While Uniswap has updated its closed front-end by TRM Labs, there are likely many more crypto companies and decentralized finance (defi) protocols following the same metrics. For example, on August 8, Banteg revealed that the Center Consortium, the stablecoin issuer operated by Circle Financial and Coinbase Global, has blacklisted 75,000 USDC belonging to Tornado Cash users.
“I think this is the first instance where a pool has been frozen and not an individual account,” Banteg said at the time.
The issues surrounding Tornado Cash, and the precautions taken by challenge teams like Uniswap, expose the underlying weakness of so-called “decentralized finance” protocols and whether or not they are truly decentralized.
Even before Tornado Cash was banned by the US government, Tornado Cash developers blacklisted an OFAC-listed Ethereum address using a Chainalysis oracle contract.
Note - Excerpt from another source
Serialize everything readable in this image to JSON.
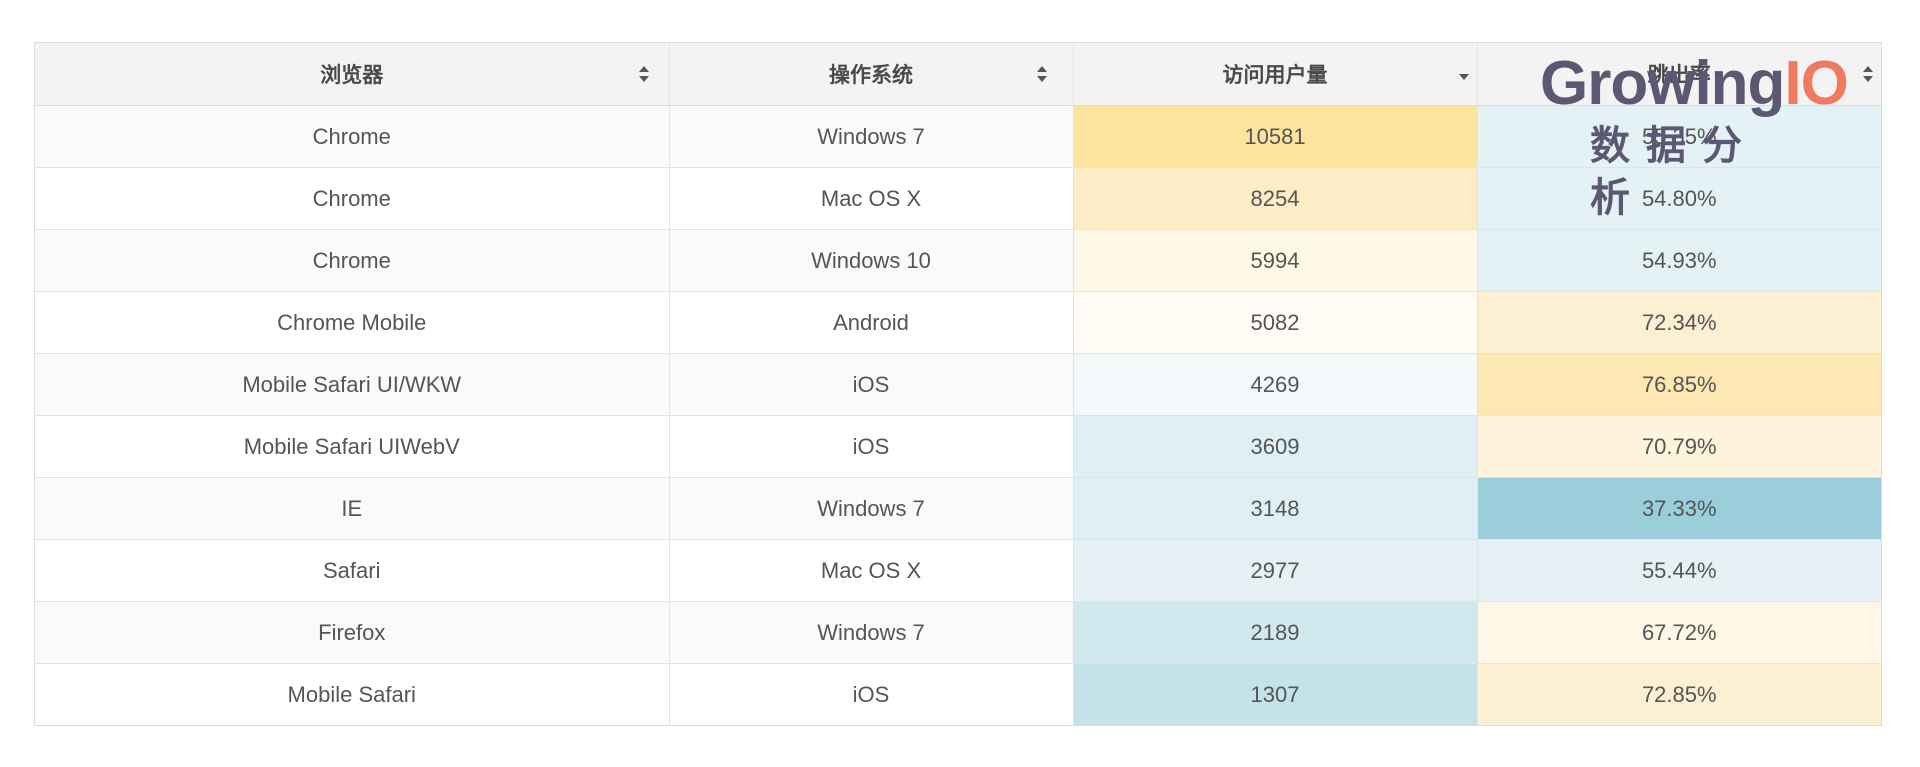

Additionally, in July 2021, users criticized Uniswap for blocking more than 100 tokens from the main interface.
During these two instances, crypto users discussed how they could simply leverage Tornado Cash code or smart contracts from Uniswap and mirror sites to circumvent these types of restrictions. The point is that Uniswap is a US registered company and the interface, or the website, is owned by the US entity. Over time, people may want to clarify that defi web portals are not decentralized, and the only things that could be classified as such would be smart contracts and code.
What do you think of the Uniswap dex blocking 253 crypto addresses? Let us know what you think about this topic in the comments section below.